While there have been both successes and setbacks in Fletcher’s time as the CEO of Pawgone Good, she explained that her business was born out of a time of great unrest. She said she started her company at the height of the Black Lives Matter movement, following the death of George Floyd. 


“During that time there was a big pull on supporting Black businesses, and I realized that there was a lack of representation for African Americans in the pet industry,” she said. “I knew that a lot needed to change and that this could be a vehicle to bring me toward my purpose.” 


For Fletcher, Pawgone Good has helped her serve her purpose of unifying people. She explained that a company in the pet care industry particularly appealed to her because it was not inherently geared toward a certain demographic. More specifically, she said that her product “is not geared toward a certain race, gender, or age. Whether you are 5 or 100 years old, you can get excited about a dog, which is what is so great about Pawgone Good.

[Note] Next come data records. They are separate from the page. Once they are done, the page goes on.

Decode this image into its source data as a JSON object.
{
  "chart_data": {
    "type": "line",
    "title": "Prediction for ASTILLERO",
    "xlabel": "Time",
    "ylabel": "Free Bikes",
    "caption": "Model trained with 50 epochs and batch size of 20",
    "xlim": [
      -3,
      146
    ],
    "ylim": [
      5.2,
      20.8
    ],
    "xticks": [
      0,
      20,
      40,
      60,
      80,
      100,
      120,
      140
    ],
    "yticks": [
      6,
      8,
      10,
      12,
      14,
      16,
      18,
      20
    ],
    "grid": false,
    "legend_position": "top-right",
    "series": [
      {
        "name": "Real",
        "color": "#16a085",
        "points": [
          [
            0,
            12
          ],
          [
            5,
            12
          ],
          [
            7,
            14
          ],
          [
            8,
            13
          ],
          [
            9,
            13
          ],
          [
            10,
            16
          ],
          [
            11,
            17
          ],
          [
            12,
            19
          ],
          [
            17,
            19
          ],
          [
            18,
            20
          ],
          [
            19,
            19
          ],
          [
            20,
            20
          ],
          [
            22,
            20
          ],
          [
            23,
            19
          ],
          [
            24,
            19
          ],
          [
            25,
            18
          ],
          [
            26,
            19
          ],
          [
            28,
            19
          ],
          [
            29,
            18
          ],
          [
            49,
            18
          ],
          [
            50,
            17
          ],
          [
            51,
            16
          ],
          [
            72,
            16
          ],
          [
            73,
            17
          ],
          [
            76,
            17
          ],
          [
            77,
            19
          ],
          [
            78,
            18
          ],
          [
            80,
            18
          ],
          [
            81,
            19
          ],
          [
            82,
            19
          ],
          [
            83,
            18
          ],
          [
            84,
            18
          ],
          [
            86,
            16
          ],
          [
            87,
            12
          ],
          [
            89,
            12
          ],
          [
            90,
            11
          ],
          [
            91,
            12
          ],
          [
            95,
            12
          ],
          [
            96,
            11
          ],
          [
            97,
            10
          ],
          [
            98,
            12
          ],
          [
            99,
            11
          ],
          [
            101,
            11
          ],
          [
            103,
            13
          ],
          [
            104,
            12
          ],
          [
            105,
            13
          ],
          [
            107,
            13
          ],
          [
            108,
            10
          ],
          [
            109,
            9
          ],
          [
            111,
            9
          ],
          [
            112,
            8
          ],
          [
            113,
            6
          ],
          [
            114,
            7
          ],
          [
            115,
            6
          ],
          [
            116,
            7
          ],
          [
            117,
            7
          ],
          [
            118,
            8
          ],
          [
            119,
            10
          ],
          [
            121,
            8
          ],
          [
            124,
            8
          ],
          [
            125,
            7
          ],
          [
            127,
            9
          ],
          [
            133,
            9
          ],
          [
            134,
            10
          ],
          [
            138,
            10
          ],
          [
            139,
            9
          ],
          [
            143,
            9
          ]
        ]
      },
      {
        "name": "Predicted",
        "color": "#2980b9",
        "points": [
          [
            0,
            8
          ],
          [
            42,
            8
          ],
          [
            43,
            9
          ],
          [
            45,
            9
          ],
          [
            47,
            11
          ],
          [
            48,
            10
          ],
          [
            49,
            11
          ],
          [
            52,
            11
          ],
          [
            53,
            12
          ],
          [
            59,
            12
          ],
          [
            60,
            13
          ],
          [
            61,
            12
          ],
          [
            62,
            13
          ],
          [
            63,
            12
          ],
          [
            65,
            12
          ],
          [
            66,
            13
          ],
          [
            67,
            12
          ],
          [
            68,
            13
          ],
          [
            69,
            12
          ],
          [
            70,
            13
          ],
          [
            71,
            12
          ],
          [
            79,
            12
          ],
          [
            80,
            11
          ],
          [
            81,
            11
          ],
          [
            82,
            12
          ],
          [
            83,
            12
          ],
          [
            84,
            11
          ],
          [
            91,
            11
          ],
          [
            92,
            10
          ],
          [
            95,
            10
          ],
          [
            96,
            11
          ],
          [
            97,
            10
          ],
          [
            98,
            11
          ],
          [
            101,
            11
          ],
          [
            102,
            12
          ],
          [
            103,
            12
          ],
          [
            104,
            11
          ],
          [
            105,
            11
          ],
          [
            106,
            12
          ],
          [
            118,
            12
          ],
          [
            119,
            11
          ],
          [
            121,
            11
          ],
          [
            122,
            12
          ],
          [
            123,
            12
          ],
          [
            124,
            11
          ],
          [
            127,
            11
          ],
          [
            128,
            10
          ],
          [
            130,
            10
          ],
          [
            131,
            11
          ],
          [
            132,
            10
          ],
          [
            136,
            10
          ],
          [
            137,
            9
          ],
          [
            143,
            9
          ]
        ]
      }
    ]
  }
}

It can bring together communities.” 


While Fletcher began Pawgone Good as a way to increase representation and make a change, she says that she does not mean she equates her race to her level of opportunity. In her opinion, “what separates successful people is the willingness to do what others will not.” While she says she has likely faced barriers due to race, she instead chooses to focus on her work ethic and “surrounding [herself] with people who believe in the products regardless of that.” 


Ultimately, Fletcher and Pawgone Good are a prime example of the impact one can have on their community through effort and perseverance. Although various obstacles popped up along the way, Fletcher remained resilient, and Pawgone Good’s continuing growth is a testament to that work ethic. Furthermore, Fletcher has capitalized on the unique opportunity to leverage her successes to give back to the community around her and increase representation.